Дверь в Стене
В юности я зачитывался фантастикой Герберта Уэллса и более, чем всемирно известного "Человека - Невидимку" полюбил... нет, правильнее написать - проникся мистически к его рассказу "Дверь в Стене".
Заманчивая Дверь в Иное открывалась перед героем (с юности до старости) только тогда, когда его ждали неотложные и просто важные личные дела: экзамен, собеседование на престижную работу; встреча с любимой девушкой, наконец.
Вошел он в нее лишь однажды, в наивно-беспечном детстве, и с тех пор не мог более - ни забыть, ни войти снова.
***
Я никак не предполагал, что эдакая аллюзия от любимого рассказа будет возвращаться в снах ко мне, читателю - в разных вариациях, но с одной и той же сутью...
Рядом с балконом моей комнаты внезапно обнаруживалась... Дверь.
Я (как-то интуитивно) понимал, что она ведет вовсе не к соседям.
Страха не было. Любопытства - тоже: ведь любопытством принято считать нечто, ведущее в неизвестность - а тут я чувствовал себя абсолютно спокойно, досадуя лишь о том, что не замечал эту Дверь ранее.
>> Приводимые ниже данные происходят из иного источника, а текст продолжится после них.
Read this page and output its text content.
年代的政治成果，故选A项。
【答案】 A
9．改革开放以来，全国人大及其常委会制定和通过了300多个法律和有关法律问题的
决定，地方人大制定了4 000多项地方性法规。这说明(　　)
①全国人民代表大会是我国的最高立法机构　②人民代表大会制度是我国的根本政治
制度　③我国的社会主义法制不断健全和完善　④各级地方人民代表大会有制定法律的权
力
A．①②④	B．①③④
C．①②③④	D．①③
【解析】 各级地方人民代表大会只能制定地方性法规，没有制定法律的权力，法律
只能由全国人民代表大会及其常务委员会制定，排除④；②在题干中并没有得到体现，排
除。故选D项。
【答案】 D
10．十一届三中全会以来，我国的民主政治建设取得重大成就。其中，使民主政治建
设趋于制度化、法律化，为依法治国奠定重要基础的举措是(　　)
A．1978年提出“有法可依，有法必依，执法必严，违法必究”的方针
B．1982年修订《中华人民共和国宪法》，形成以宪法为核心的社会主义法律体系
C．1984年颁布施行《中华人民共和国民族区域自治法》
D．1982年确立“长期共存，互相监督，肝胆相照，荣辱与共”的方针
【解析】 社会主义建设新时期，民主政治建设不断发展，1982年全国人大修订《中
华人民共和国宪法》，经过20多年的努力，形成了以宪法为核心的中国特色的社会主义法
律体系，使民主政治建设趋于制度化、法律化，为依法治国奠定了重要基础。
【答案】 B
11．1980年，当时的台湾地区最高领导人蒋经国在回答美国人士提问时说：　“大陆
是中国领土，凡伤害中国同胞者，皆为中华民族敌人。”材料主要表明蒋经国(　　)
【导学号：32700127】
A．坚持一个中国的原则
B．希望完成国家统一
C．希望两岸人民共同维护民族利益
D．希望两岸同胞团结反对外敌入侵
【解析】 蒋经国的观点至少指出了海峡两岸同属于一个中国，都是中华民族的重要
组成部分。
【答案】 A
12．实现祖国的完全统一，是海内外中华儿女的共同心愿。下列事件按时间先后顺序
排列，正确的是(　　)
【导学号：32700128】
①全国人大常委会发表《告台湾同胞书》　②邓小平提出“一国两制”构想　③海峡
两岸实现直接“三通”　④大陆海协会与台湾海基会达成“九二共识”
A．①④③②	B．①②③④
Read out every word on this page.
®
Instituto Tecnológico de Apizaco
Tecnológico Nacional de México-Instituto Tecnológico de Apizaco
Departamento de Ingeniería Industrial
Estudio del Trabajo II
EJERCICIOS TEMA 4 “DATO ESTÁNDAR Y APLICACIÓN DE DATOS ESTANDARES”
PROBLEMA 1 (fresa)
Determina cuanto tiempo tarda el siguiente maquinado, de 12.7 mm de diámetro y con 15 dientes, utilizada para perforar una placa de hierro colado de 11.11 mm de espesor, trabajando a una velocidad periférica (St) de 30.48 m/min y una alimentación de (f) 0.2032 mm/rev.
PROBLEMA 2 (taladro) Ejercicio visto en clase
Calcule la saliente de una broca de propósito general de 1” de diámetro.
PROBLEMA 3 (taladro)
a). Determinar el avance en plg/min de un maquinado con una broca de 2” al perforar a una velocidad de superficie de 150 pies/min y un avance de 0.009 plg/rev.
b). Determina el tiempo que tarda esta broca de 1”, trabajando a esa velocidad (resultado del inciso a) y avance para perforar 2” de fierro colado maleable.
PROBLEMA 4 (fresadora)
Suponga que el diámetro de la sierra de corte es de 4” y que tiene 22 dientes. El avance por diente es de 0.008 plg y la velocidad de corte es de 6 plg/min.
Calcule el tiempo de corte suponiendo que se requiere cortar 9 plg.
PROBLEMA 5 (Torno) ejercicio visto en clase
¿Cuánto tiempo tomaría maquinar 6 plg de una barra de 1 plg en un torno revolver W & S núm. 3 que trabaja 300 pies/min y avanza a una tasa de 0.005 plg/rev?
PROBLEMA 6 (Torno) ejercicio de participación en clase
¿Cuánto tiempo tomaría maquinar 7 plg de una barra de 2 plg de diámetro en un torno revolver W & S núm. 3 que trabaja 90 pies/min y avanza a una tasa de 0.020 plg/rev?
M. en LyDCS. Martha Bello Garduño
Я входил в узкий, но уютный коридор, который через несколько метров расширялся до гостиной и веранды с благоухающим садом.
Независимо от времени года, в котором ко мне приходил сон, там всегда было лето; точнее - ранний июнь.
За столиком веранды, напротив яблоневых деревьев, всегда кто-то сидел.
Изредка я входил в пустую гостиную, садился и ждал: сейчас ко мне кто - то пожалует.
Это люди, которых я знаю - друзья, родственники, или те, с кем я - и спорил, и соглашался, и восхищался (заочно).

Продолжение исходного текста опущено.